Ud1-10 — Bahiya Sutta — Bahiya
De verdraaiing van waarneming (sañña) is de voorwaarde (paccaya) van de verdraaiing van bewustzijn (viññana). De verdraaiing van bewustzijn is de voorwaarde van de verdraaiing van visie (ditthi). De verdraaiing van visie is de voorwaarde van niet-bevrijding oftewel lijden.
Een essentieel aspect wat de Boeddha onderwijst, is dat onafhankelijkheid (anissito) naar de bevrijding van lijden leidt. Wanneer er geen begeerte (tanha) is, is er geen vastgrijpen (upadana).
Dus als er geen vastgrijpen in het waarnemen is, is er geen voorwaarde (paccaya) van de verdraaiing van waarneming. Wanneer er geen voorwaarde is van de verdraaiing van waarneming, is er geen voorwaarde van de verdraaiing van bewustzijn. Wanneer er geen voorwaarde van de verdraaiing van bewustzijn is, is er geen voorwaarde van de verdraaiing van visie. Dan is er juiste visie oftewel wijsheid, inzicht. Dit is de bevrijding oftewel het einde van lijden.
Daarom is het belangrijk om het afhankelijk ontstaan (paticcasamuppada) te begrijpen.
Welke verdraaiingen zijn er?
"Deze vier, monniken, zijn verdraaiingen, hetzij van waarneming (sañña vipallasa), van bewustzijn (citta vipallasa), of van visie (ditthi vipallasa) kan zijn. Welke zijn deze vier?"
1. "Het is de verdraaiing van waarneming (sañña), bewustzijn (viññana) en visie (ditthi), dat hetgeen wat vergankelijk is beschouwt als onvergankelijk (annice niccavipallasa)."
2. "Het is de verdraaiing van waarneming, bewustzijn en visie, dat hetgeen wat pijnlijk is beschouwt als geluk (dukkhe sukhavipallasa)."
3. "Het is de verdraaiing van waarneming, bewustzijn en visie, dat hetgeen wat geen-zelf is beschouwt als een zelf (anattani attavipallasa)."
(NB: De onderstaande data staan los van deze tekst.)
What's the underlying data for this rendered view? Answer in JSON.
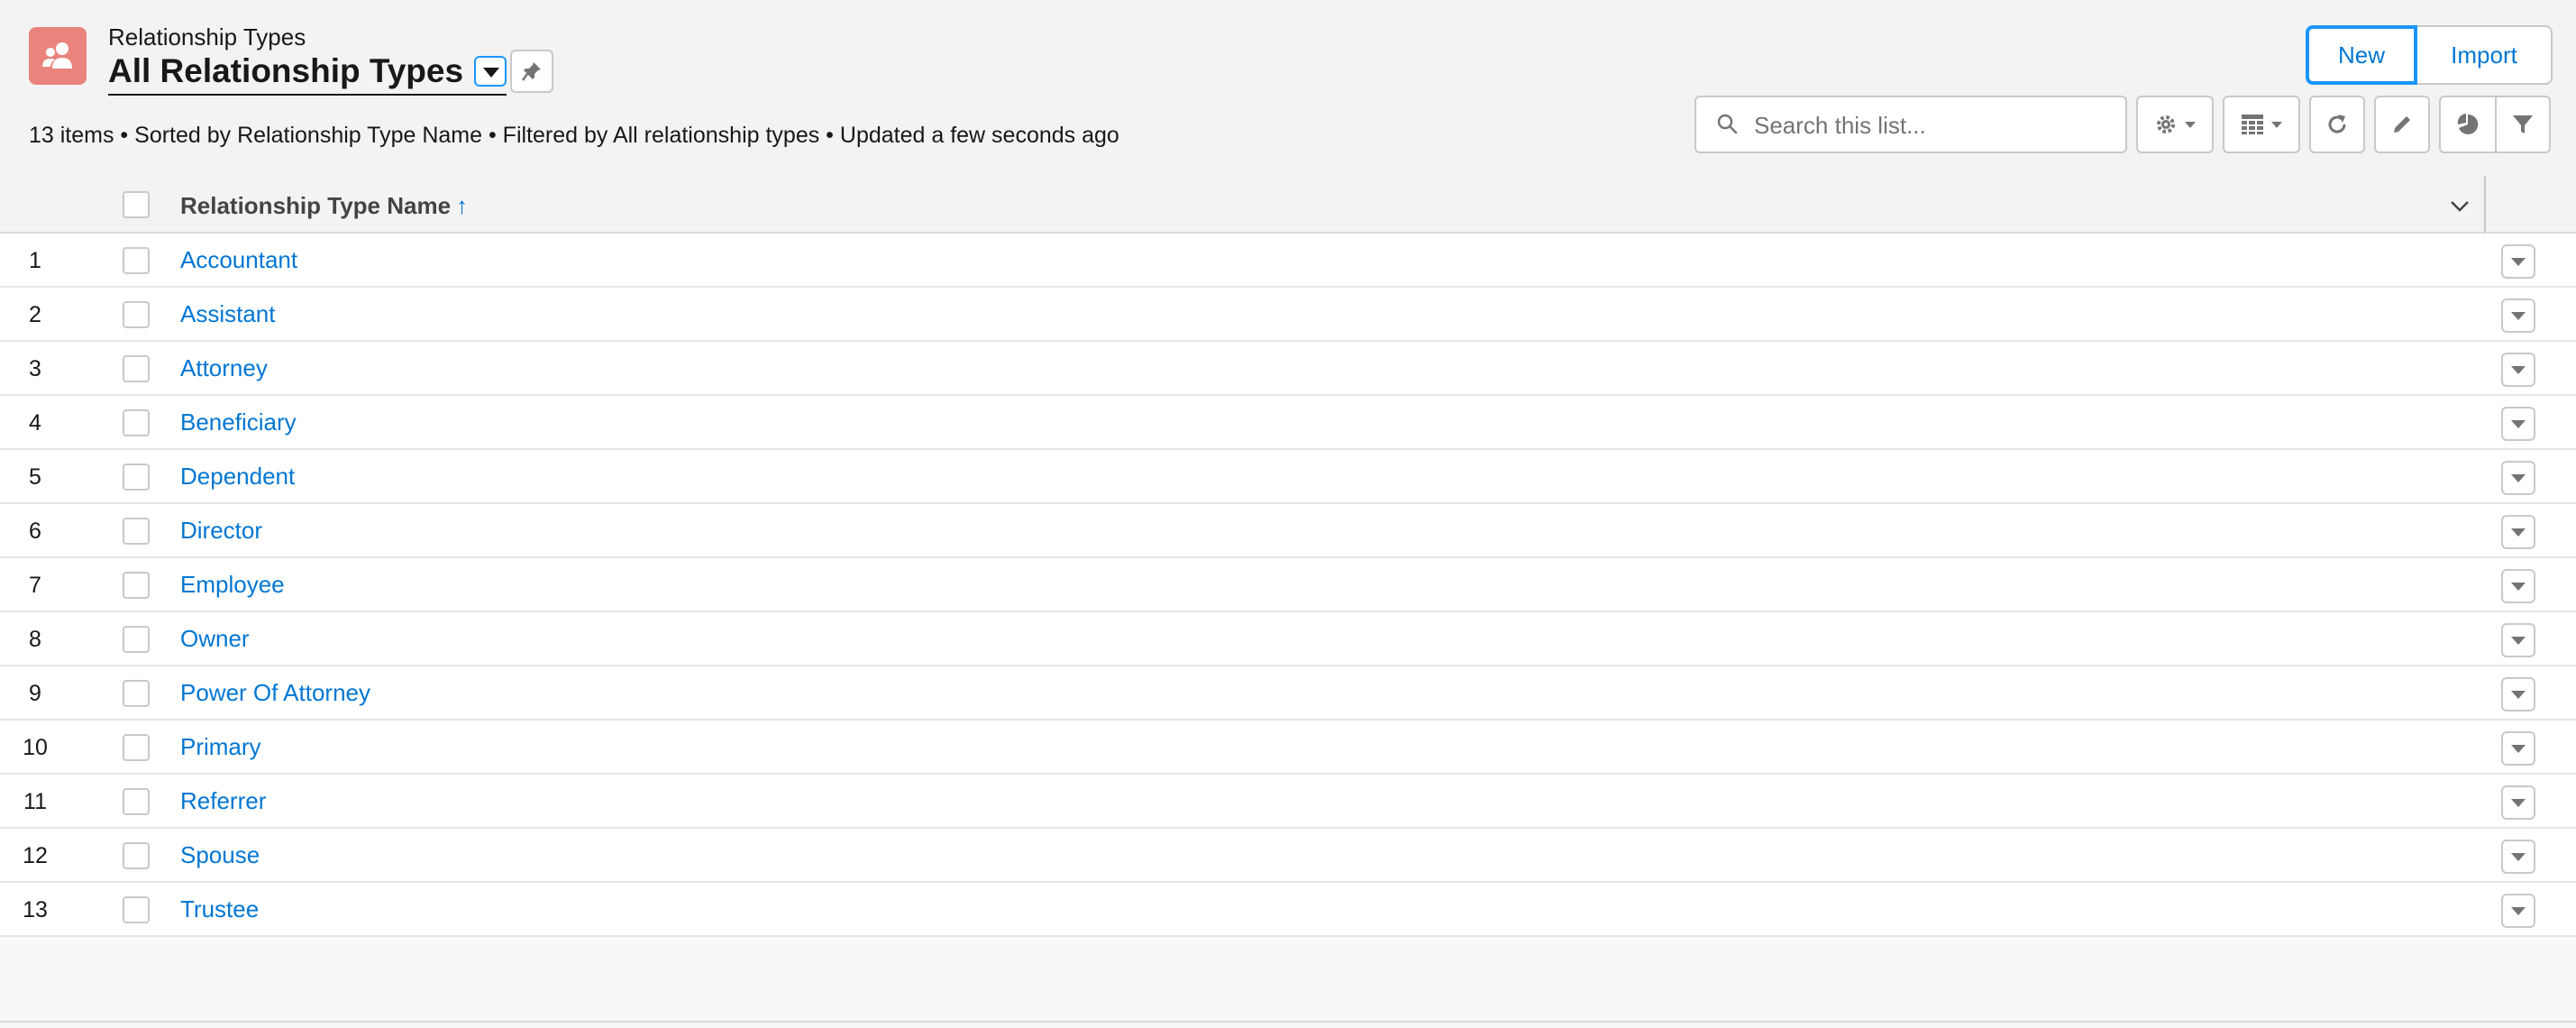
{
  "header": {
    "object_label": "Relationship Types",
    "list_title": "All Relationship Types",
    "summary": {
      "count": "13 items",
      "sort": "Sorted by Relationship Type Name",
      "filter": "Filtered by All relationship types",
      "updated": "Updated a few seconds ago",
      "separator": " • "
    },
    "buttons": {
      "new": "New",
      "import": "Import"
    },
    "search": {
      "placeholder": "Search this list...",
      "value": ""
    },
    "accent_color": "#0176d3",
    "icon_color": "#e9837c"
  },
  "table": {
    "column_header": "Relationship Type Name",
    "sort_indicator": "↑",
    "rows": [
      {
        "num": "1",
        "name": "Accountant"
      },
      {
        "num": "2",
        "name": "Assistant"
      },
      {
        "num": "3",
        "name": "Attorney"
      },
      {
        "num": "4",
        "name": "Beneficiary"
      },
      {
        "num": "5",
        "name": "Dependent"
      },
      {
        "num": "6",
        "name": "Director"
      },
      {
        "num": "7",
        "name": "Employee"
      },
      {
        "num": "8",
        "name": "Owner"
      },
      {
        "num": "9",
        "name": "Power Of Attorney"
      },
      {
        "num": "10",
        "name": "Primary"
      },
      {
        "num": "11",
        "name": "Referrer"
      },
      {
        "num": "12",
        "name": "Spouse"
      },
      {
        "num": "13",
        "name": "Trustee"
      }
    ]
  }
}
4. "Het is de verdraaiing van waarneming, bewustzijn en visie, dat hetgeen wat onzuiver of lelijk (asubha) is beschouwt als zuiver of mooi (subha), (asubha subhavipallasa)."
"Deze vier, monniken, zijn de verdraaiingen van waarneming (sañña), de verdraaiingen van bewustzijn (viññana), de verdraaiingen van visie (ditthi)."
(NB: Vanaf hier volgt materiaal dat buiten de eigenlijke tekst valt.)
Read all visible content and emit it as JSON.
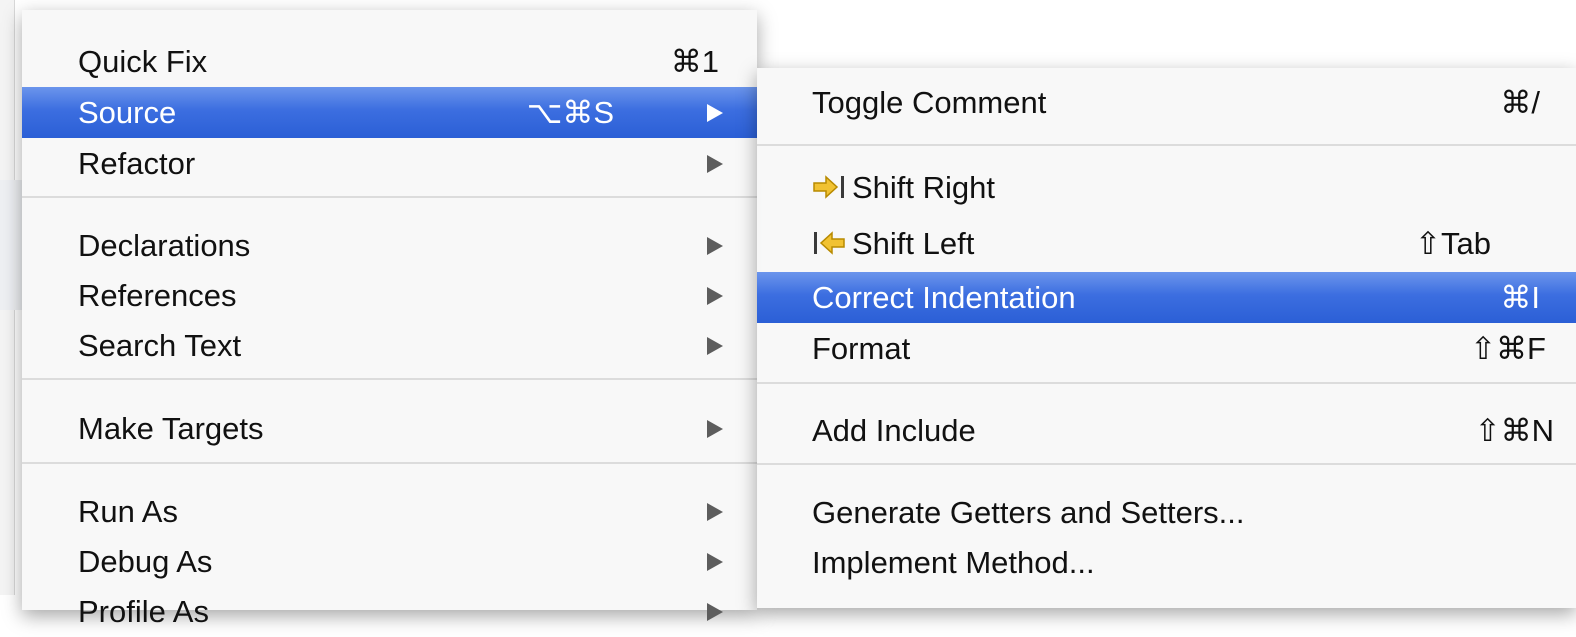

A04-049 — Vipallasa sutta — Verdraaiingen
Het uitrukken bij het bereik van de paden
Vis legt uit wat tijdens het bereik van de bovenwereldse paden (lokuttara magga) wordt uitgerukt. Ze hebben alle drie met waarneming en bewustzijn van doen, en het 1e pad rukt ook de verdraaiing van visie uit (omdat er geen persoonlijke meningen in stand worden gehouden). Naarmate een hoger pad wordt bereikt, hoe helderder het waarnemen en het bewustzijn omdat het hechten afneemt. De verdraaiingen nemen daardoor dus af. Opmerking: bij het bereiken van het 2e pad wordt niets uitgerukt maar gereduceerd. Zo is bij het bereiken van het 1e pad de verdraaiing dat het pijnlijke (oftewel het onbevredigende, zie dukkha) als geluk wordt beschouwd, in belangrijke mate gereduceerd, maar de verdraaiing is nog niet helemaal uitgerukt. Dat is pas een feit bij het bereiken van het 4e pad omdat de arahat het ware geluk, de ongeconditioneerde staat van Nibbana ervaart.
Vis:
"Van de verdraaiingen van waarneming, van bewustzijn en visie, dat het vergankelijke onvergankelijk is (annice niccavipallasa) en wat niet-zelf is, een zelf is (anattani attavipallasa); dat het pijnlijke geluk is (dukkhe sukhavipallasa), en het onzuivere het zuivere (asubha subhavipallasa), wordt door de kennis van het 1e pad (sotapatti magga) uitgerukt."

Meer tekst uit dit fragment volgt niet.